Phrasal verbs | Sunday Observer

Phrasal verbs

15 January, 2023

This is a guide to help learners to communicate easily in both speech and writing through a better understanding of the English language.

Genius / geniuses / genie

A genius is a person of a very high level of intelligence, mental skills or ability. The film reveals Fellini’s genius.

‘Geniuses’ is the plural form.

‘Genie’ is a magical creature in old Arabian stories that will do what you want when you call it.

The plural form of ‘genie’ is ‘genii.’

Gibe / gybe / jibe

‘Gibe’ is another spelling of ‘jibe.’ It means ‘an unkind remark intended to make someone seem silly.’

Amanda is tired of his cheap jibes.

‘Gybe’ is a nautical term meaning ‘to shift from one side to the other when running before the wind.’

Gipsy / gypsy

Both words mean ‘a member of a group of people originally from India, who traditionally live and travel around in caravans and who now live all over the world. They also mean someone who does not like to stay in the same place for a long time. Although ‘gipsy’ is the usual spelling, ‘gypsy’ is widely accepted.

Glance / glimpse

A glance is a quick look.

Indra gave me a quick glance and smiled.

A glimpse is a quick look at somebody or something that does not allow you to see them clearly.

Bhadra caught a glimpse of a white car entering the premises.


‘Global’ means ‘affecting or including the whole world.’

What do you know about the global economy?

‘Global’ also means ‘considering all the parts of a problem or situation together.’

We have to take a global view of the situation.

‘Global village’ is another name for the world used to emphasize the degree to which everything is connected and each part depends on the others.

‘A globetrotter’ is someone who spends a lot of their time travelling to many countries.

Goodwill / good-will

‘Goodwill’ means ‘kind feelings towards or between people and a willingness to be helpful.’

A fund has been set up as a goodwill gesture.

Christmas is the season of goodwill.

‘Good-will’ is an adjectival phrase.

Pramod made a good-will gesture.

Got / gotten

‘Got’ is the past tense and past participle of ‘get.’

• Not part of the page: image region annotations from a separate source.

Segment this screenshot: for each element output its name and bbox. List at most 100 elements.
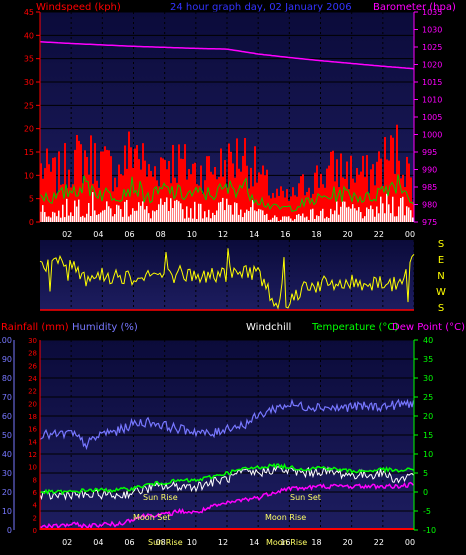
temperature-tick-label: 35	[423, 355, 433, 364]
wind-gust-bar	[248, 188, 250, 222]
wind-gust-bar	[302, 174, 304, 222]
wind-time-tick-label: 00	[405, 230, 415, 239]
wind-low-bar	[314, 218, 316, 222]
wind-low-bar	[132, 208, 134, 222]
wind-gust-bar	[406, 156, 408, 222]
wind-gust-bar	[48, 164, 50, 222]
wind-low-bar	[278, 220, 280, 222]
temperature-tick-label: 10	[423, 450, 433, 459]
wind-gust-bar	[366, 155, 368, 222]
wind-low-bar	[52, 211, 54, 222]
wind-low-bar	[306, 216, 308, 222]
barometer-tick-label: 1030	[422, 26, 442, 35]
wind-low-bar	[100, 212, 102, 222]
wind-gust-bar	[200, 165, 202, 222]
temperature-time-tick-label: 16	[280, 538, 290, 547]
wind-low-bar	[172, 208, 174, 222]
wind-low-bar	[348, 206, 350, 222]
humidity-tick-label: 90	[2, 355, 12, 364]
wind-low-bar	[142, 201, 144, 222]
wind-gust-bar	[104, 146, 106, 222]
temperature-plot-series	[39, 398, 415, 530]
wind-gust-bar	[336, 159, 338, 222]
temperature-time-tick-label: 02	[62, 538, 72, 547]
rainfall-tick-label: 30	[28, 337, 37, 345]
wind-low-bar	[204, 211, 206, 222]
wind-gust-bar	[40, 163, 42, 222]
wind-low-bar	[344, 201, 346, 222]
wind-gust-bar	[152, 176, 154, 222]
wind-low-bar	[302, 213, 304, 222]
wind-gust-bar	[166, 169, 168, 222]
wind-gust-bar	[98, 187, 100, 222]
temperature-tick-label: 15	[423, 431, 433, 440]
humidity-tick-label: 10	[2, 507, 12, 516]
wind-low-bar	[182, 209, 184, 222]
wind-low-bar	[188, 217, 190, 222]
barometer-tick-label: 975	[422, 218, 437, 227]
wind-gust-bar	[372, 164, 374, 222]
wind-gust-bar	[142, 143, 144, 222]
wind-low-bar	[308, 219, 310, 222]
wind-gust-bar	[74, 149, 76, 222]
wind-low-bar	[128, 216, 130, 222]
wind-low-bar	[66, 198, 68, 222]
wind-gust-bar	[214, 167, 216, 222]
wind-gust-bar	[102, 151, 104, 222]
temperature-time-tick-label: 20	[343, 538, 353, 547]
wind-low-bar	[354, 208, 356, 222]
wind-low-bar	[400, 198, 402, 222]
rainfall-tick-label: 2	[33, 514, 37, 522]
wind-low-bar	[108, 206, 110, 222]
wind-low-bar	[316, 215, 318, 222]
wind-low-bar	[342, 201, 344, 222]
wind-low-bar	[72, 216, 74, 222]
wind-low-bar	[360, 212, 362, 222]
wind-gust-bar	[412, 201, 414, 222]
temperature-axis: -10 -5 0 5 10 15 20 25 30 35 40	[413, 336, 436, 535]
humidity-tick-label: 0	[7, 526, 12, 535]
wind-gust-bar	[364, 177, 366, 222]
wind-low-bar	[282, 216, 284, 222]
wind-gust-bar	[56, 193, 58, 222]
humidity-tick-label: 60	[2, 412, 12, 421]
wind-low-bar	[346, 207, 348, 222]
wind-gust-bar	[62, 184, 64, 222]
wind-gust-bar	[338, 187, 340, 222]
wind-low-bar	[320, 210, 322, 222]
wind-low-bar	[112, 216, 114, 222]
wind-gust-bar	[304, 195, 306, 222]
wind-gust-bar	[218, 176, 220, 222]
wind-low-bar	[208, 209, 210, 222]
wind-low-bar	[402, 196, 404, 222]
wind-low-bar	[94, 210, 96, 222]
windspeed-tick-label: 30	[24, 78, 34, 87]
direction-tick-label: E	[438, 255, 444, 266]
wind-gust-bar	[294, 195, 296, 222]
chart-title: 24 hour graph day, 02 January 2006	[170, 2, 352, 13]
wind-gust-bar	[356, 168, 358, 222]
wind-low-bar	[138, 202, 140, 222]
wind-low-bar	[372, 209, 374, 222]
wind-low-bar	[286, 216, 288, 222]
dew-point-line	[39, 481, 415, 530]
temperature-tick-label: 30	[423, 374, 433, 383]
wind-low-bar	[124, 201, 126, 222]
wind-low-bar	[110, 208, 112, 222]
wind-gust-bar	[128, 131, 130, 222]
wind-low-bar	[352, 204, 354, 222]
wind-low-bar	[260, 209, 262, 222]
wind-low-bar	[274, 215, 276, 222]
wind-gust-bar	[122, 175, 124, 222]
humidity-tick-label: 20	[2, 488, 12, 497]
wind-low-bar	[326, 216, 328, 222]
windchill-line	[39, 465, 414, 501]
barometer-tick-label: 990	[422, 166, 437, 175]
wind-gust-bar	[316, 165, 318, 222]
wind-gust-bar	[186, 179, 188, 222]
wind-low-bar	[350, 208, 352, 222]
wind-low-bar	[180, 203, 182, 222]
wind-gust-bar	[50, 171, 52, 222]
rainfall-tick-label: 20	[28, 400, 37, 408]
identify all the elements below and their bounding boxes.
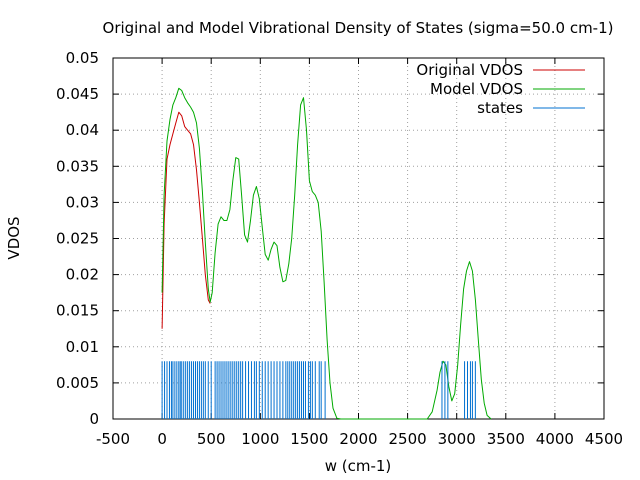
grid [113, 58, 604, 419]
y-axis-label: VDOS [5, 216, 23, 259]
x-tick-label: 3000 [438, 430, 476, 448]
y-tick-label: 0.01 [66, 338, 99, 356]
legend-label-original-vdos: Original VDOS [416, 61, 523, 79]
y-tick-label: 0.005 [56, 374, 99, 392]
y-tick-label: 0.025 [56, 230, 99, 248]
y-tick-label: 0.04 [66, 121, 99, 139]
legend-label-states: states [477, 99, 523, 117]
y-tick-label: 0 [89, 410, 99, 428]
y-tick-label: 0.015 [56, 302, 99, 320]
x-tick-label: -500 [96, 430, 130, 448]
x-tick-label: 1000 [241, 430, 279, 448]
y-tick-label: 0.045 [56, 85, 99, 103]
x-tick-label: 3500 [487, 430, 525, 448]
axes: -500 0 500 1000 1500 2000 2500 3000 3500 4000 4500… [56, 49, 623, 448]
x-tick-label: 2000 [339, 430, 377, 448]
x-tick-label: 500 [197, 430, 226, 448]
chart-title: Original and Model Vibrational Density o… [103, 19, 614, 37]
y-tick-label: 0.03 [66, 193, 99, 211]
x-tick-label: 0 [157, 430, 167, 448]
x-tick-label: 1500 [290, 430, 328, 448]
series-states [161, 361, 476, 419]
series-area [161, 87, 492, 420]
legend-label-model-vdos: Model VDOS [430, 80, 523, 98]
series-model-vdos-line [161, 87, 492, 420]
y-tick-label: 0.05 [66, 49, 99, 67]
y-tick-label: 0.02 [66, 266, 99, 284]
y-tick-label: 0.035 [56, 157, 99, 175]
x-tick-label: 2500 [389, 430, 427, 448]
x-axis-label: w (cm-1) [325, 457, 392, 475]
series-original-vdos-line [161, 111, 211, 329]
x-tick-label: 4000 [536, 430, 574, 448]
x-tick-label: 4500 [585, 430, 623, 448]
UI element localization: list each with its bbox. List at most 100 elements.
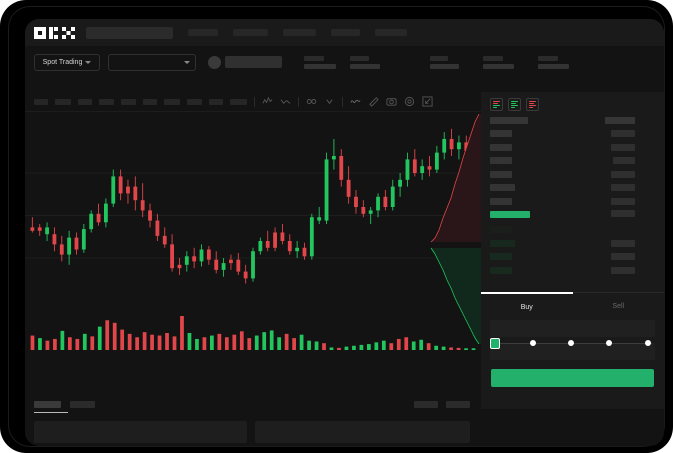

You cannot use ‘got’ on its own as a present tense meaning of ‘have’ or ‘has’ in standard English.

Malini has a pen.

She has got a pen.

Sometimes ‘got’ is used in place of another verb.

I got to Kandy without any difficulty.

It is better to say ‘I reached Kandy without any difficulty.’

‘Gotten’ is an acceptable word in American English but not in British English except in the phrase ‘ill-gotten money.’

Gourmand / gourmet

A gourmand is someone who likes to eat and drink a lot.

A gourmet is someone who knows a lot about food and wine and who enjoys good food and wine.

‘Gourmand’ is often used in a derogatory sense but ‘gourmet’ is more complimentary.

Grammar / linguistics / syntax

‘Grammar’ has been defined as the features of a language considered systematically. Linguistics is the science of language covering every aspect of it: sound, word formation, sentence structure, meaning and spelling. Syntax means ‘the pattern or arrangement of words in a sentence showing their relationship to one another. It is a branch of linguistics.

Great Britain

The term ‘Great Britain’ applies to England, Scotland and Wales, both in a geographical and in a political sense. The correct term for England, Scotland, Wales and Northern Ireland is the United Kingdom of Great Britain and Northern Ireland. The British Isles incorporate the Republic of Ireland as well, and is only a geographical term, not a political one.

Grisly / grizzly /grizzled

‘Grisly’ means ‘extremely unpleasant and involving people being killed or injured, as in a series of grisly murders.

‘Grisly’ or ‘grizzly bear’ is a very large bear that lives in the Northwest of North America.

‘Grizzled’ means ‘having grey or greyish hair as in a grizzled old man.